La Coalition article 64 pour la défense de l’ordre constitutionnel (C64) a saisi l’hôtel de ville de Kinshasa pour l’informer de l’organisation, ce mardi 15 septembre 2026, d’une manifestation pacifique devant le Palais du peuple, siège du Parlement congolais. L’initiative vise, selon ses organisateurs, à « exprimer l’attachement des citoyens au respect de la Constitution, à la défense de l’État de droit, ainsi qu’à la préservation de l’ordre constitutionnel ».
Dans la correspondance adressée à l’autorité urbaine, la plateforme de l’opposition indique que ses militants, qui viendront de différents coins de la capitale selon les itinéraires définis, participeront à un sit-in pacifique devant le Palais du peuple dans l’avant-midi, avant la remise d’un mémorandum « aux autorités compétentes ».
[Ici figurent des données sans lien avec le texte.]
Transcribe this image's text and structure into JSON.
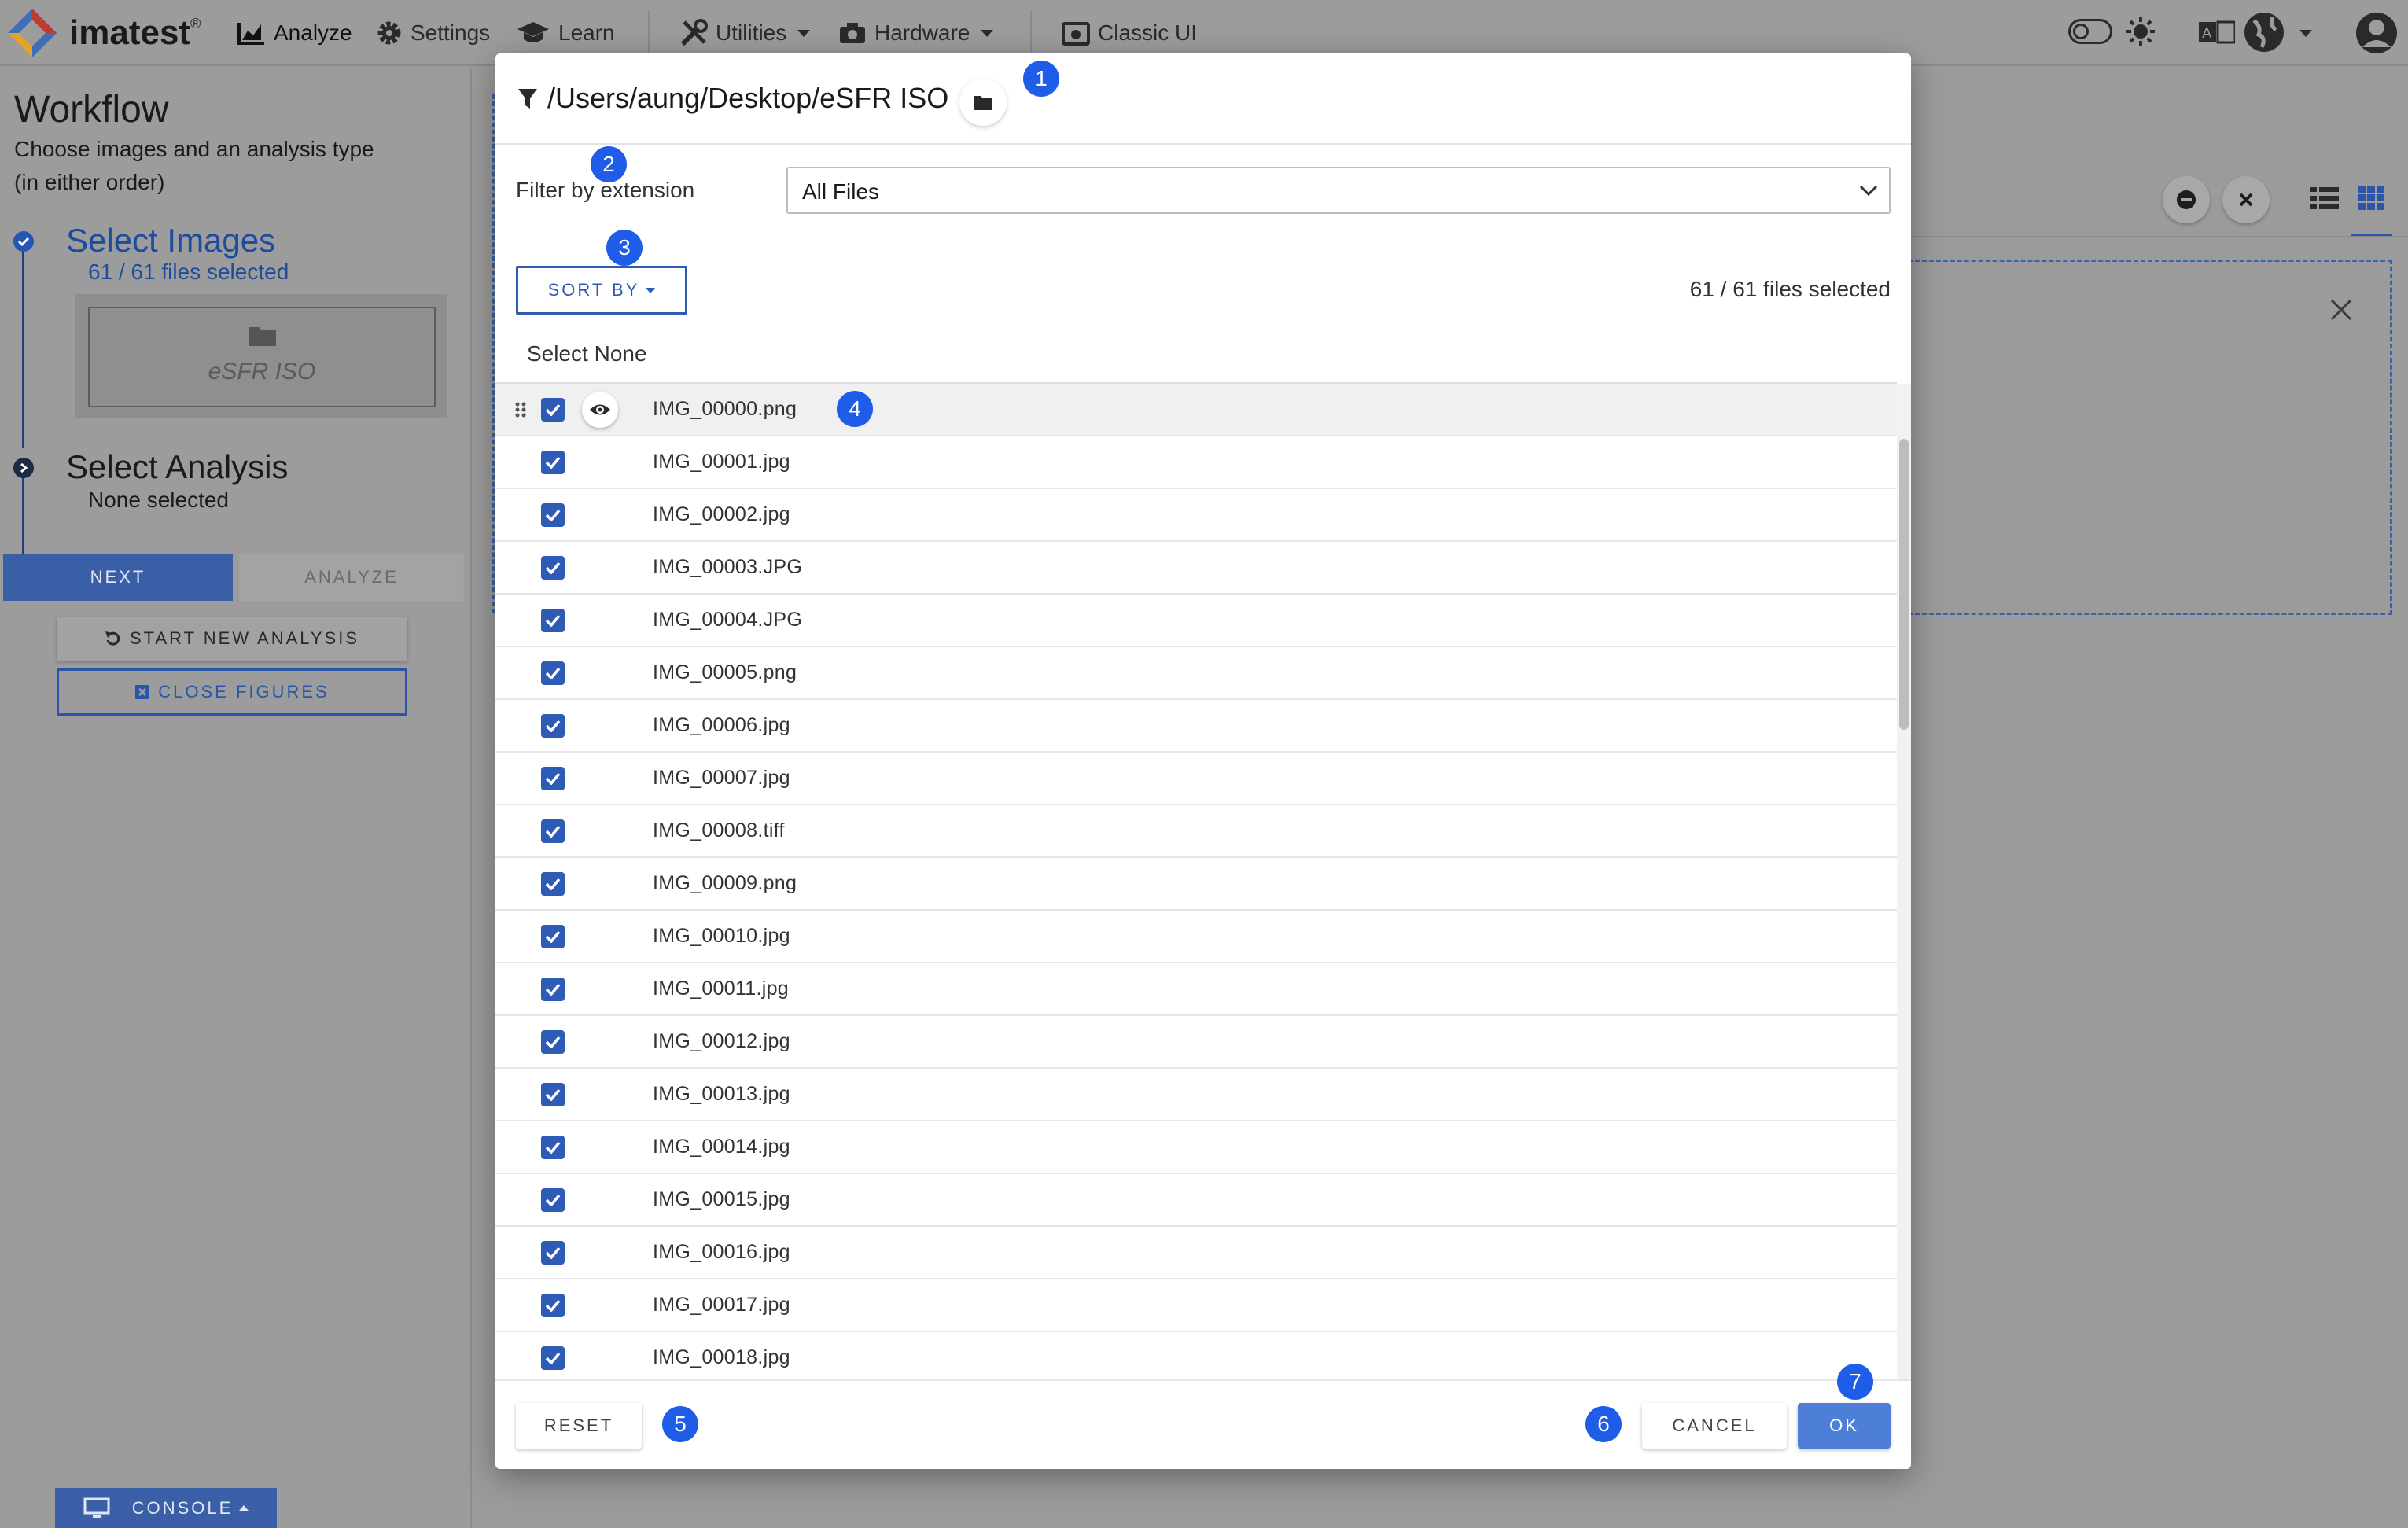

Cette manifestation coïncide avec la rentrée parlementaire de septembre, consacrée notamment à l’examen du budget.
La C64 demande par ailleurs à l’hôtel de ville de prendre les dispositions nécessaires pour assurer la sécurité des participants et le bon déroulement de cette manifestation qu’elle qualifie de « démocratique », tout en insistant sur son caractère pacifique.
La coïncidence entre cette manifestation et la rentrée parlementaire suscite déjà des inquiétudes au sein de la majorité. Le député national Augustin Kabuya craint notamment que la mobilisation de la C64 et le retour des parlementaires ne perturbent la circulation à Kinshasa.
Dans une lettre adressée au rapporteur de l’Assemblée nationale, l’élu de Mont-Amba a sollicité le décalage de la cérémonie de rentrée parlementaire le soir, redoutant notamment d’éventuelles confrontations entre militants de l’opposition et parlementaires.
Une hypothèse rejetée par Franklin Tshamala, secrétaire général du parti Leadership et gouvernance pour le développement (LGD), formation de l’ancien Premier ministre Matata Ponyo. Il écarte l’idée d’une confrontation autour d’une démarche qu’il considère comme une « expression démocratique pacifique ».
Pour Franklin Tshamala, cette mobilisation constituera avant tout une occasion pour la C64 de transmettre « un message politique précis » aux députés nationaux, qu’il estime « en désharmonie totale avec le peuple ».